20 slots in crate, 16 of them are programmable. Priority interrupt controller,
crate controller, address decoder and link to ISA. Fully featured/very
powerful system and what is even more important - it's simple enough to
be build by non-engineer. 3.10.03
My
first spectrometer was a 35 GHz pulse EPR apparatus. Home-made in full
sense of this word. I'm not only assembled the mw components but also
fixed some of them and built all analog control circuits of the pulse
bridge as well as construct whole control system (see above). The spectrometer
was made using solid state mw components only. No klystrons, no tubes.
It has three mw sources, two are 50 mW cw Gunn oscillators and third one
is pulsed IMPATT oscillator based on two silicon double drift diodes.
The frequency of the first Gunn was voltage controlled (varactor) and
this source was used for a probe-head tuning. The second Gunn is one of
most stable free running mw sources (no DR, no external thermostabilization,
only a diode camera , stabilizing cavity and isolator) I ever seen. It
was used for cw in absorption mode and saturation recovery measurements.

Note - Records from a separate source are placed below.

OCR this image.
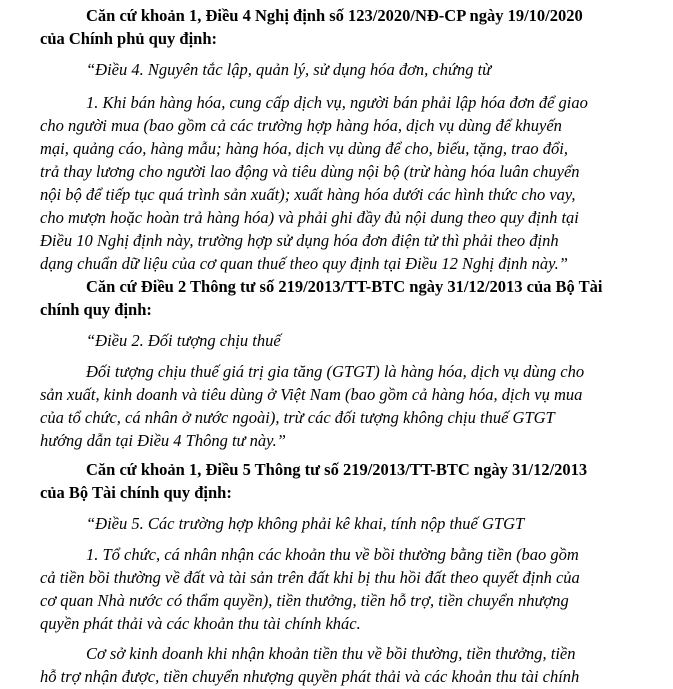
Căn cứ khoản 1, Điều 4 Nghị định số 123/2020/NĐ-CP ngày 19/10/2020
của Chính phủ quy định:
“Điều 4. Nguyên tắc lập, quản lý, sử dụng hóa đơn, chứng từ
1. Khi bán hàng hóa, cung cấp dịch vụ, người bán phải lập hóa đơn để giao
cho người mua (bao gồm cả các trường hợp hàng hóa, dịch vụ dùng để khuyến
mại, quảng cáo, hàng mẫu; hàng hóa, dịch vụ dùng để cho, biếu, tặng, trao đổi,
trả thay lương cho người lao động và tiêu dùng nội bộ (trừ hàng hóa luân chuyển
nội bộ để tiếp tục quá trình sản xuất); xuất hàng hóa dưới các hình thức cho vay,
cho mượn hoặc hoàn trả hàng hóa) và phải ghi đầy đủ nội dung theo quy định tại
Điều 10 Nghị định này, trường hợp sử dụng hóa đơn điện tử thì phải theo định
dạng chuẩn dữ liệu của cơ quan thuế theo quy định tại Điều 12 Nghị định này.”
Căn cứ Điều 2 Thông tư số 219/2013/TT-BTC ngày 31/12/2013 của Bộ Tài
chính quy định:
“Điều 2. Đối tượng chịu thuế
Đối tượng chịu thuế giá trị gia tăng (GTGT) là hàng hóa, dịch vụ dùng cho
sản xuất, kinh doanh và tiêu dùng ở Việt Nam (bao gồm cả hàng hóa, dịch vụ mua
của tổ chức, cá nhân ở nước ngoài), trừ các đối tượng không chịu thuế GTGT
hướng dẫn tại Điều 4 Thông tư này.”
Căn cứ khoản 1, Điều 5 Thông tư số 219/2013/TT-BTC ngày 31/12/2013
của Bộ Tài chính quy định:
“Điều 5. Các trường hợp không phải kê khai, tính nộp thuế GTGT
1. Tổ chức, cá nhân nhận các khoản thu về bồi thường bằng tiền (bao gồm
cả tiền bồi thường về đất và tài sản trên đất khi bị thu hồi đất theo quyết định của
cơ quan Nhà nước có thẩm quyền), tiền thưởng, tiền hỗ trợ, tiền chuyển nhượng
quyền phát thải và các khoản thu tài chính khác.
Cơ sở kinh doanh khi nhận khoản tiền thu về bồi thường, tiền thưởng, tiền
hỗ trợ nhận được, tiền chuyển nhượng quyền phát thải và các khoản thu tài chính
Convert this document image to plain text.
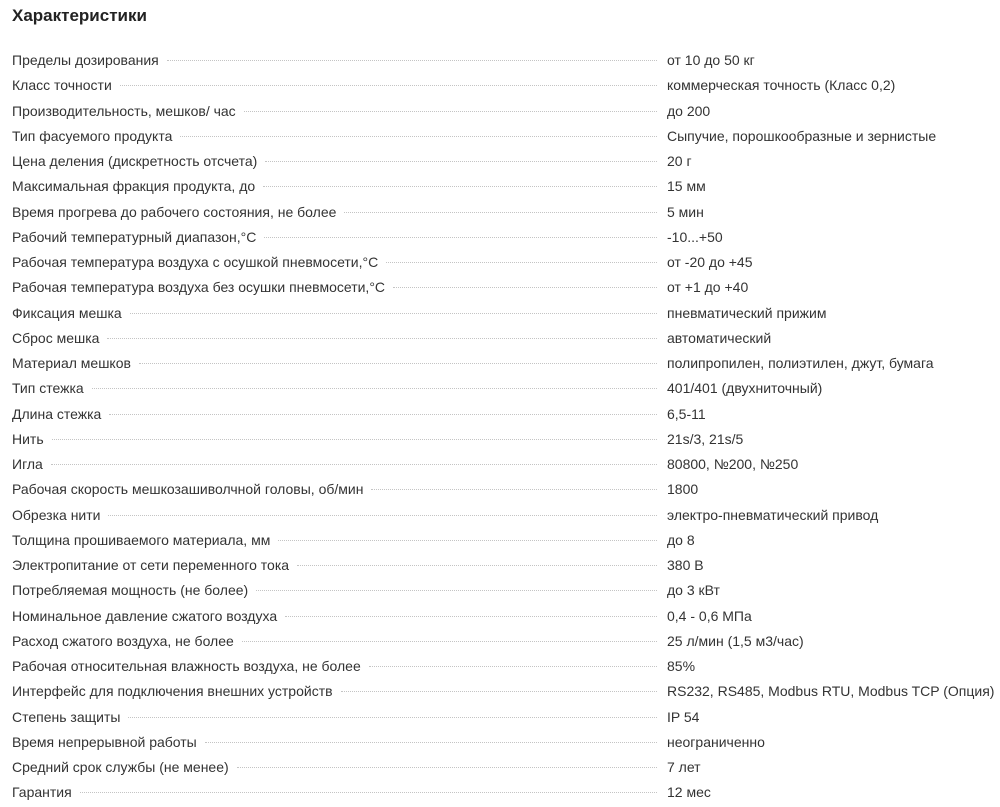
Характеристики
Пределы дозирования	от 10 до 50 кг
Класс точности	коммерческая точность (Класс 0,2)
Производительность, мешков/ час	до 200
Тип фасуемого продукта	Сыпучие, порошкообразные и зернистые
Цена деления (дискретность отсчета)	20 г
Максимальная фракция продукта, до	15 мм
Время прогрева до рабочего состояния, не более	5 мин
Рабочий температурный диапазон,°С	-10...+50
Рабочая температура воздуха с осушкой пневмосети,°С	от -20 до +45
Рабочая температура воздуха без осушки пневмосети,°С	от +1 до +40
Фиксация мешка	пневматический прижим
Сброс мешка	автоматический
Материал мешков	полипропилен, полиэтилен, джут, бумага
Тип стежка	401/401 (двухниточный)
Длина стежка	6,5-11
Нить	21s/3, 21s/5
Игла	80800, №200, №250
Рабочая скорость мешкозашиволчной головы, об/мин	1800
Обрезка нити	электро-пневматический привод
Толщина прошиваемого материала, мм	до 8
Электропитание от сети переменного тока	380 В
Потребляемая мощность (не более)	до 3 кВт
Номинальное давление сжатого воздуха	0,4 - 0,6 МПа
Расход сжатого воздуха, не более	25 л/мин (1,5 м3/час)
Рабочая относительная влажность воздуха, не более	85%
Интерфейс для подключения внешних устройств	RS232, RS485, Modbus RTU, Modbus TCP (Опция)
Степень защиты	IP 54
Время непрерывной работы	неограниченно
Средний срок службы (не менее)	7 лет
Гарантия	12 мес
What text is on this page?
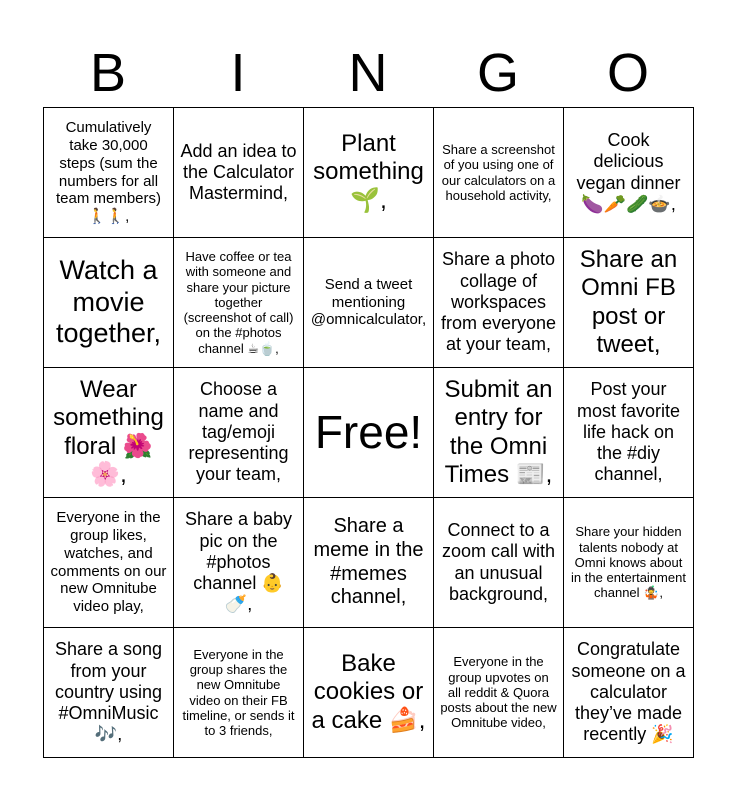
B	I	N	G	O
Cumulatively take 30,000 steps (sum the numbers for all team members) 🚶🚶,	Add an idea to the Calculator Mastermind,	Plant something 🌱,	Share a screenshot of you using one of our calculators on a household activity,	Cook delicious vegan dinner 🍆🥕🥒🍲,
Watch a movie together,	Have coffee or tea with someone and share your picture together (screenshot of call) on the #photos channel ☕🍵,	Send a tweet mentioning @omnicalculator,	Share a photo collage of workspaces from everyone at your team,	Share an Omni FB post or tweet,
Wear something floral 🌺🌸,	Choose a name and tag/emoji representing your team,	Free!	Submit an entry for the Omni Times 📰,	Post your most favorite life hack on the #diy channel,
Everyone in the group likes, watches, and comments on our new Omnitube video play,	Share a baby pic on the #photos channel 👶🍼,	Share a meme in the #memes channel,	Connect to a zoom call with an unusual background,	Share your hidden talents nobody at Omni knows about in the entertainment channel 🤹,
Share a song from your country using #OmniMusic 🎶,	Everyone in the group shares the new Omnitube video on their FB timeline, or sends it to 3 friends,	Bake cookies or a cake 🍰,	Everyone in the group upvotes on all reddit & Quora posts about the new Omnitube video,	Congratulate someone on a calculator they’ve made recently 🎉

The key component is the pulse IMPATT oscillator. Two diodes ( p-p+-n+-n
) were fixed in coaxial lines and then placed at certain positions in
a section of WR28 waveguide. By proper adjustment of the diode positions
and an amplitude and a shape of the current pulses applied to the diodes
I was able to reach 2 W power with the negligible frequency chirp. There
are many others beautiful components inside, some details are mentioned
there.
Rafail (left bottom) and Yurii (probably making this photo) built even
a loop-gap resonator for 35 GHz. 3.10.03